The countless aisles of mouthwash at the shops and all those very convincing adverts on telly make us believe that we need to use mouthwash daily if we want healthy teeth and gums. But is this true or just a very clever marketing ploy?
Plaque that collects on our teeth and gums causes problems and needs to be physically cleaned away using a toothbrush. An electric brushes remove much more than a manual and floss or interdental brushes remove it from in-between. Plaque cannot just be washed away using chemicals or liquids. It’s a bit like cleaning the dishes, just chucking water and some soap on the dish won’t clean it properly, you must get the sponge and physically scrub the dish to get it clean.
Using a mouthwash after brushing your teeth can also stop your toothpaste from preventing tooth decay. We know that the fluoride in toothpaste is proven to help reduce your risk of tooth decay, but it takes 20-30 minutes to absorb into your teeth. Therefore, after brushing, you should spit the toothpaste out but don’t rinse with anything after for at least 20 minutes. If you use mouthwash after, you end up washing away all the good fluoride along with all its benefits.
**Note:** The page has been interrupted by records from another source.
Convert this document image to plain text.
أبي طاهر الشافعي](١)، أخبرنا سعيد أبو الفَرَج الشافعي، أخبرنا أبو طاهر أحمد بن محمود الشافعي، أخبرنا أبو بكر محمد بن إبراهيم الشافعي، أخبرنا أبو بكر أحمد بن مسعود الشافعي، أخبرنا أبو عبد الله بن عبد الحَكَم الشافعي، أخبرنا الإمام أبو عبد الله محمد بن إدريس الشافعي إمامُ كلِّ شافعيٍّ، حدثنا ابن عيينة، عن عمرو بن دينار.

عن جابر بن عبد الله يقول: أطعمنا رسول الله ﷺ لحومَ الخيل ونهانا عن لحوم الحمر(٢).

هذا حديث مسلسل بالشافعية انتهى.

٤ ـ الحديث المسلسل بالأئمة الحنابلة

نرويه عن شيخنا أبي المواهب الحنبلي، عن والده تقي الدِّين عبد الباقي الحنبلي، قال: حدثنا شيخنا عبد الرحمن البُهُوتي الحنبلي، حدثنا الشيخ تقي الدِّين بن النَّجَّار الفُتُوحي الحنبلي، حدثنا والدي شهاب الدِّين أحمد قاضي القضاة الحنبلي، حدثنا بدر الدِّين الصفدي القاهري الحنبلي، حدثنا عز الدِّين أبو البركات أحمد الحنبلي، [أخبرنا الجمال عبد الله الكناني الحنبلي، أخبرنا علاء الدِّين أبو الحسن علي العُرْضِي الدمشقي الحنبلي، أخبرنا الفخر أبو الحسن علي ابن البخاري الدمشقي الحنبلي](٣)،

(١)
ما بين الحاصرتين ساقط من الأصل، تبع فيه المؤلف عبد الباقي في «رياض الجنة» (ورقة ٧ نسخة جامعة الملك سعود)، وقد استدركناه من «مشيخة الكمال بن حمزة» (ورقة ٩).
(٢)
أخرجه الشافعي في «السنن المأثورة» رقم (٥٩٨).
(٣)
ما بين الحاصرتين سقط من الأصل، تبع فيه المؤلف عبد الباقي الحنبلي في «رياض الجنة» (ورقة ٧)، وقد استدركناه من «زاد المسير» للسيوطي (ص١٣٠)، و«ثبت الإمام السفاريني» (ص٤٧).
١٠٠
However, there are some exceptions:
- Ulcers: you can help to treat ulcers or sores in your mouth with a mouthwash called Peroxyl which uses oxygen. This helps to kill bacteria, hence why it will fizz in your mouth. For a more natural approach, traditional hot salt water will stimulate your blood to help with healing and the salt is a natural antibacterial. Use one tablespoon of ordinary table salt dissolved in boiled water mixed with a little cold and use twice a day until the symptoms ease. Try not to swallow as it will make you sick.
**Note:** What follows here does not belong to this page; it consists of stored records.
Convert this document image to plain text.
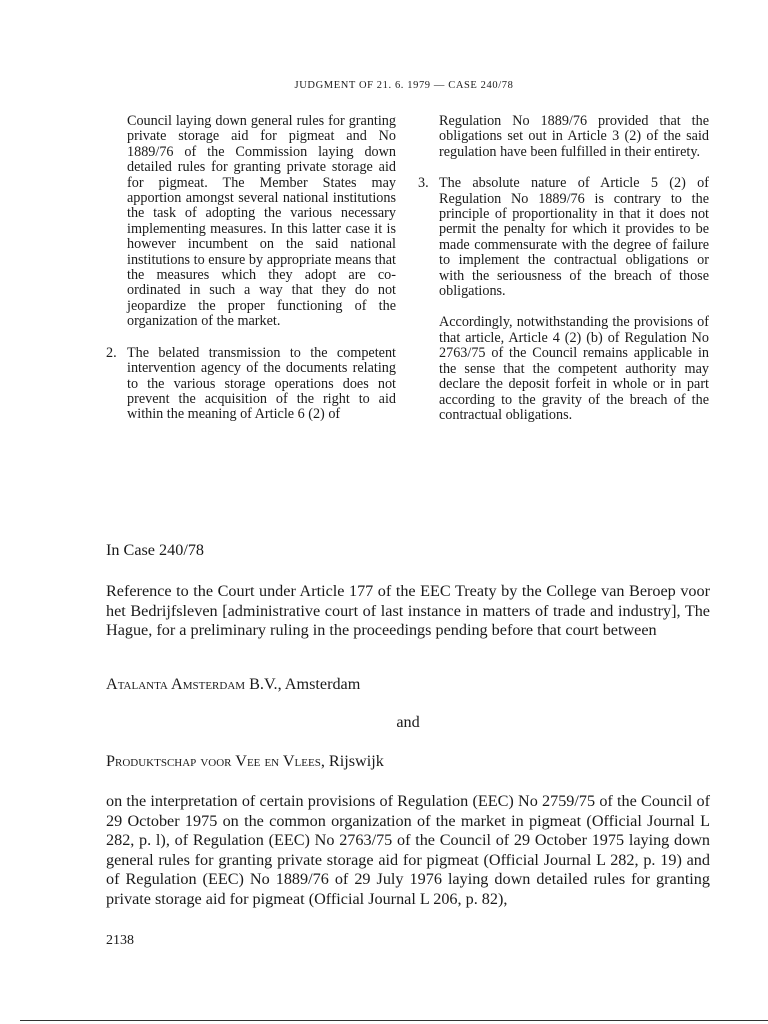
JUDGMENT OF 21. 6. 1979 — CASE 240/78

Council laying down general rules for granting private storage aid for pigmeat and No 1889/76 of the Commission laying down detailed rules for granting private storage aid for pigmeat. The Member States may apportion amongst several national institutions the task of adopting the various necessary implementing measures. In this latter case it is however incumbent on the said national institutions to ensure by appropriate means that the measures which they adopt are co-ordinated in such a way that they do not jeopardize the proper functioning of the organization of the market.

2. The belated transmission to the competent intervention agency of the documents relating to the various storage operations does not prevent the acquisition of the right to aid within the meaning of Article 6 (2) of

Regulation No 1889/76 provided that the obligations set out in Article 3 (2) of the said regulation have been fulfilled in their entirety.

3. The absolute nature of Article 5 (2) of Regulation No 1889/76 is contrary to the principle of proportionality in that it does not permit the penalty for which it provides to be made commensurate with the degree of failure to implement the contractual obligations or with the seriousness of the breach of those obligations.

Accordingly, notwithstanding the provisions of that article, Article 4 (2) (b) of Regulation No 2763/75 of the Council remains applicable in the sense that the competent authority may declare the deposit forfeit in whole or in part according to the gravity of the breach of the contractual obligations.

In Case 240/78
Reference to the Court under Article 177 of the EEC Treaty by the College van Beroep voor het Bedrijfsleven [administrative court of last instance in matters of trade and industry], The Hague, for a preliminary ruling in the proceedings pending before that court between
Atalanta Amsterdam B.V., Amsterdam
and
Produktschap voor Vee en Vlees, Rijswijk
on the interpretation of certain provisions of Regulation (EEC) No 2759/75 of the Council of 29 October 1975 on the common organization of the market in pigmeat (Official Journal L 282, p. l), of Regulation (EEC) No 2763/75 of the Council of 29 October 1975 laying down general rules for granting private storage aid for pigmeat (Official Journal L 282, p. 19) and of Regulation (EEC) No 1889/76 of 29 July 1976 laying down detailed rules for granting private storage aid for pigmeat (Official Journal L 206, p. 82),
2138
- Sensitivity: tooth sensitivity can usually be soothed with sensitive toothpastes. But, if it is particularly sensitive then you can try Listerine ‘Advanced Sensitive’ mouthwash at a different time to brushing
If you still really want to use a mouthwash, just remember:
- Use at a different time to brushing, e.g. after eating lunch
- Ensure it is alcohol free as alcohol has been linked with oral cancer so stay clear of these
- Make sure you understand that mouthwash can freshen your breath, but it cannot cure gum disease or prevent it alone. This is because it only washes the teeth rather than effectively cleaning them (despite what the terrifying advert with people’s teeth falling out tries to scare you into)
- There is a small amount of fluoride in some mouthwashes (250ppm) but not as much as in toothpaste (1450ppm). If you use it straight after brushing you will wash away the higher concentration with the lower one.